Tolga attığı mesaja bininci kez baktı. Görüldü atmış ama bir cevap yazmamıştı Kaan. Keşke gelse, artık gelse diye içinden geçiriyordu Tolga.

Aynadan kendine şöyle bir baktı ve kolundaki yaraları fark edince irkilerek gömleğini çekiştirdi. Herhangi birinin bu yaraları görme ihtimali bile korkunç geliyordu ona.

Derin bir nefes alıp odadan çıktı. Hızlıca kapıya yöneldiği sırada babasının sesini duydu. Tam çıkıp gidecekken nereden çıkmıştı bu? Niye seslenmişti ki? Yüzüne sahte bir gülümseme yerleştirip sesin geldiği yöne yani salona doğru yürüdü.

Babası her zamanki tekli koltuğunda oturuyordu. Bakışlarını okuduğu kitaptan çekip Tolgaya dikti. Tolga'nın bütün tüyleri diken diken olmuştu çünkü o bakışlarda derin bir öfke görmüştü. Korkma dedi kendi içinden. Her zamanki şeyler işte. Korkma...

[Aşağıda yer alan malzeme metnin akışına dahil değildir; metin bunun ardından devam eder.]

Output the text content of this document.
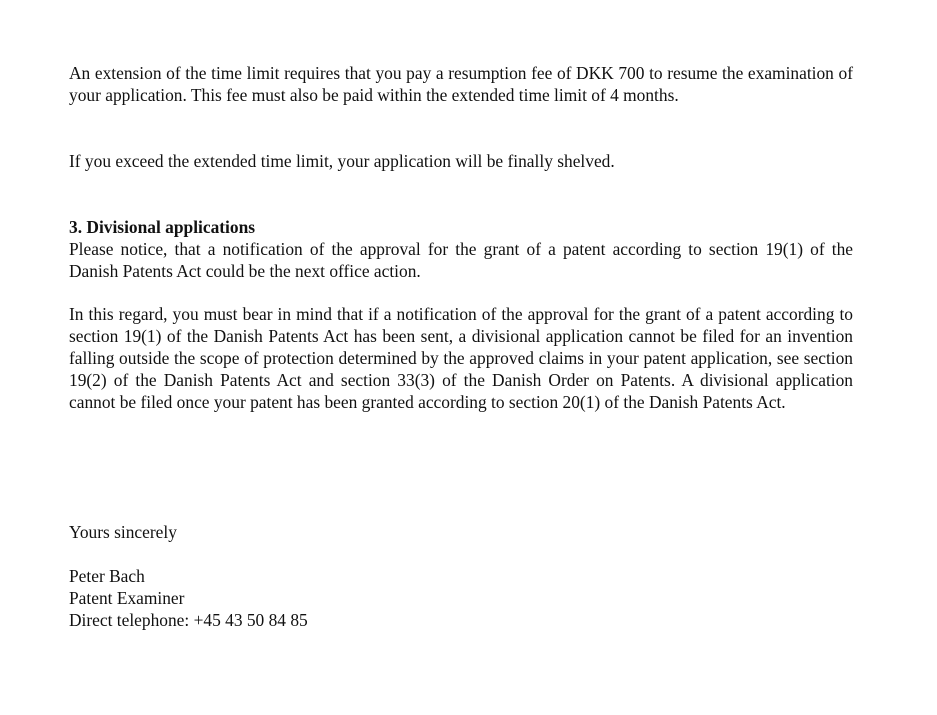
An extension of the time limit requires that you pay a resumption fee of DKK 700 to resume the examination of your application. This fee must also be paid within the extended time limit of 4 months.

If you exceed the extended time limit, your application will be finally shelved.

3. Divisional applications
Please notice, that a notification of the approval for the grant of a patent according to section 19(1) of the Danish Patents Act could be the next office action.

In this regard, you must bear in mind that if a notification of the approval for the grant of a patent according to section 19(1) of the Danish Patents Act has been sent, a divisional application cannot be filed for an invention falling outside the scope of protection determined by the approved claims in your patent application, see section 19(2) of the Danish Patents Act and section 33(3) of the Danish Order on Patents. A divisional application cannot be filed once your patent has been granted according to section 20(1) of the Danish Patents Act.

Yours sincerely

Peter Bach
Patent Examiner
Direct telephone: +45 43 50 84 85
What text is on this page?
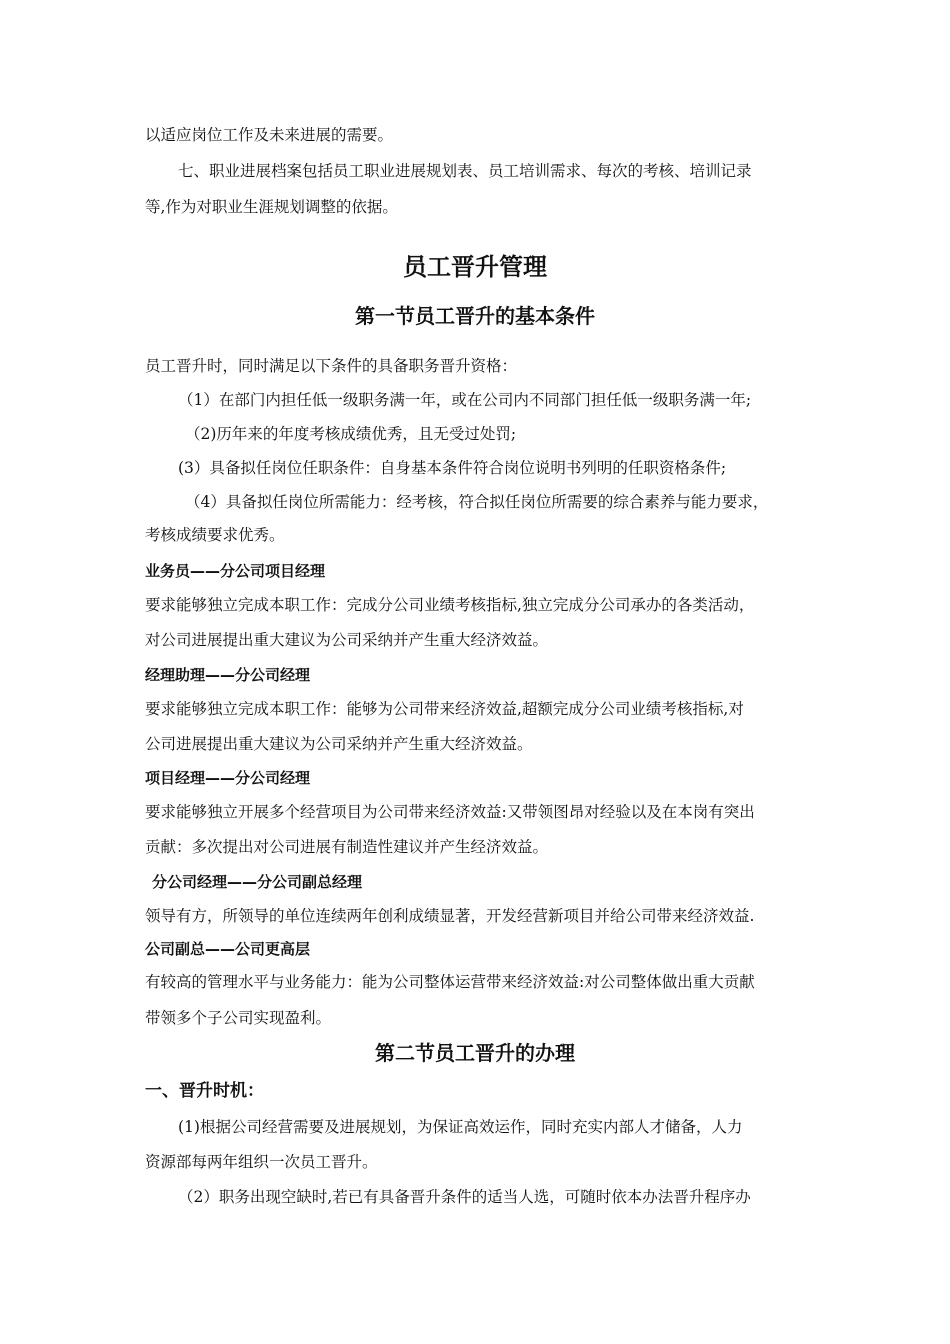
以适应岗位工作及未来进展的需要。
七、职业进展档案包括员工职业进展规划表、员工培训需求、每次的考核、培训记录
等,作为对职业生涯规划调整的依据。
员工晋升管理
第一节员工晋升的基本条件
员工晋升时，同时满足以下条件的具备职务晋升资格：
（1）在部门内担任低一级职务满一年，或在公司内不同部门担任低一级职务满一年;
（2)历年来的年度考核成绩优秀，且无受过处罚;
(3）具备拟任岗位任职条件：自身基本条件符合岗位说明书列明的任职资格条件;
（4）具备拟任岗位所需能力：经考核，符合拟任岗位所需要的综合素养与能力要求，
考核成绩要求优秀。
业务员——分公司项目经理
要求能够独立完成本职工作：完成分公司业绩考核指标,独立完成分公司承办的各类活动，
对公司进展提出重大建议为公司采纳并产生重大经济效益。
经理助理——分公司经理
要求能够独立完成本职工作：能够为公司带来经济效益,超额完成分公司业绩考核指标,对
公司进展提出重大建议为公司采纳并产生重大经济效益。
项目经理——分公司经理
要求能够独立开展多个经营项目为公司带来经济效益:又带领图昂对经验以及在本岗有突出
贡献：多次提出对公司进展有制造性建议并产生经济效益。
分公司经理——分公司副总经理
领导有方，所领导的单位连续两年创利成绩显著，开发经营新项目并给公司带来经济效益.
公司副总——公司更高层
有较高的管理水平与业务能力：能为公司整体运营带来经济效益:对公司整体做出重大贡献
带领多个子公司实现盈利。
第二节员工晋升的办理
一、晋升时机：
(1)根据公司经营需要及进展规划，为保证高效运作，同时充实内部人才储备，人力
资源部每两年组织一次员工晋升。
（2）职务出现空缺时,若已有具备晋升条件的适当人选，可随时依本办法晋升程序办
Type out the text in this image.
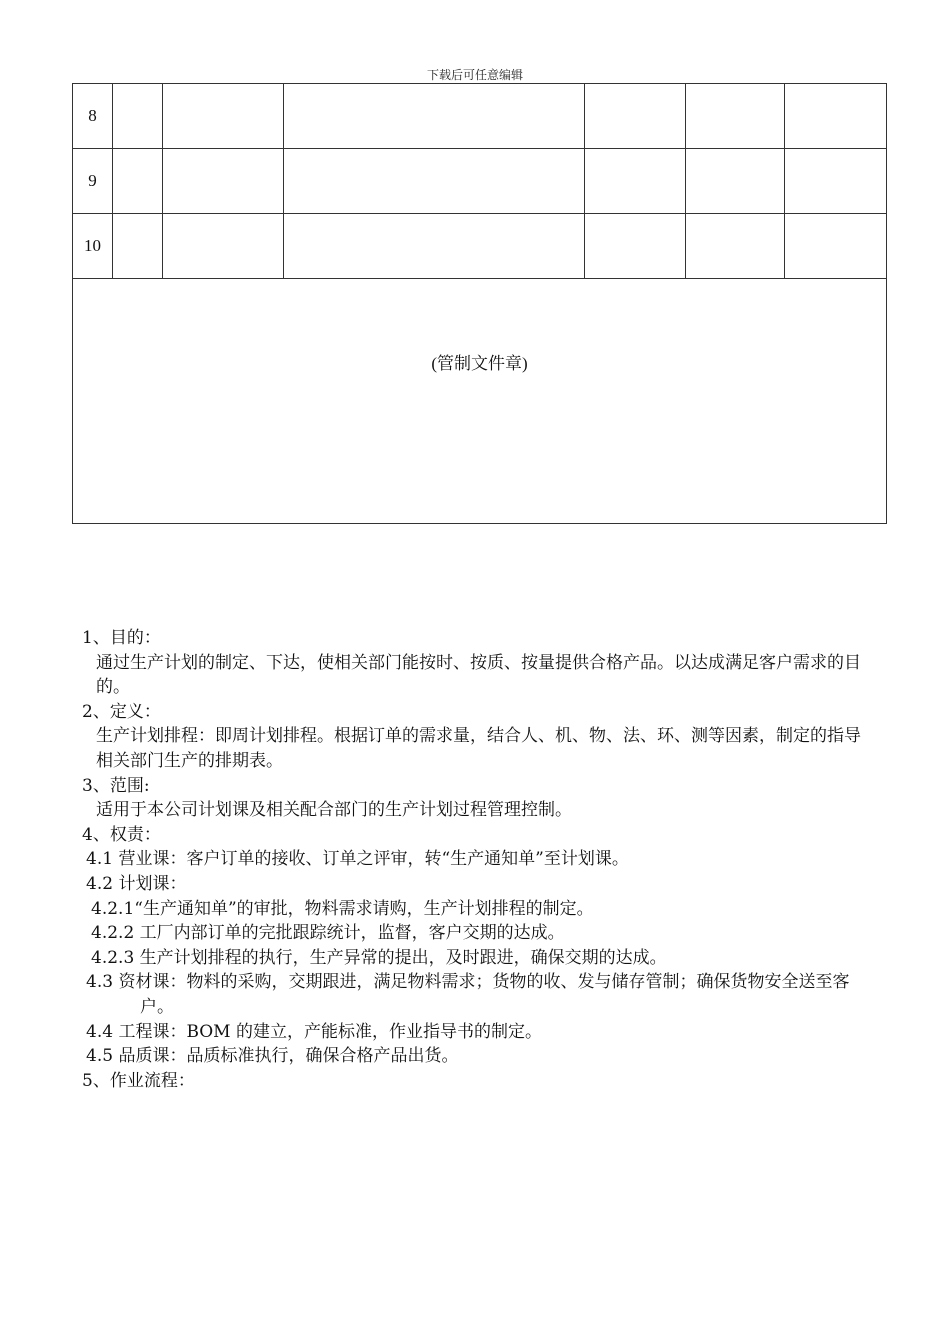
下载后可任意编辑
8						
9						
10						

(管制文件章)						

1、目的：

通过生产计划的制定、下达，使相关部门能按时、按质、按量提供合格产品。以达成满足客户需求的目的。

2、定义：

生产计划排程：即周计划排程。根据订单的需求量，结合人、机、物、法、环、测等因素，制定的指导相关部门生产的排期表。

3、范围:

适用于本公司计划课及相关配合部门的生产计划过程管理控制。

4、权责：

4.1 营业课：客户订单的接收、订单之评审，转“生产通知单”至计划课。

4.2 计划课：

4.2.1“生产通知单”的审批，物料需求请购，生产计划排程的制定。

4.2.2 工厂内部订单的完批跟踪统计，监督，客户交期的达成。

4.2.3 生产计划排程的执行，生产异常的提出，及时跟进，确保交期的达成。

4.3 资材课：物料的采购，交期跟进，满足物料需求；货物的收、发与储存管制；确保货物安全送至客户。

4.4 工程课：BOM 的建立，产能标准，作业指导书的制定。

4.5 品质课：品质标准执行，确保合格产品出货。

5、作业流程：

İçinde oluşan korku dalgasının aksine yüzü ifadesizdi.
"Efendim baba" dedi titrememesine özen gösterdiği sesiyle. Korkmamalıydı yada en azından belli etmemeliydi. Çünkü babası korkaklardan nefret ederdi. Onu daha çok kızdırmak istemezdi.

"Okulda kopya çekiyormuşsun. Benim oğlumun kopyaya ihtiyacı mı var? Sen salak mısın? Senin beynin yok mu?" diye gürlemişti babası. İster istemez bir iki adım geriye gitti Tolga. Babası bunu fark etmiş olacak ki alaycı bir gülümsemeyle

"Madem korkacaksın o zaman korkacağın şeyi niye yapıyorsun? Bıktım senin ezikliğinden. Bir barçın gibi davranmayı sana öğretemedim ben"

Sabah sabah yine hakaretler yiyordu. Hafif titremeye başlayan sesiyle yalan söylemeyi denedi. "Baba ben kopya çekmedim. Kim söylediyse yalan söylemiş" Babası ayağa kalkınca yine bir adım geri çekildi.

"Geriye kaçma" diye bağırdı babası.

"Sınıf arkadaşın söyledi. Gayet dürüst bir çocuğa benziyordu"

Tolga bunu babasına söylemeye kimin cesaret ettiğine hayret etti. Çünkü bu cesaretten öte bir şeydi. Bunu yapan salağa içinden acımaya başladı. Ehh neticede her kimse ölüm fermanını imzalamıştı. Tolga bunun hesabını mutlaka soracaktı. Kaçış yoktu. Gözlerine yerleştirdiği intikam duygusu ile bakmaya devam etti. Kimdi acaba? Babası mutlaka söylerdi şimdi.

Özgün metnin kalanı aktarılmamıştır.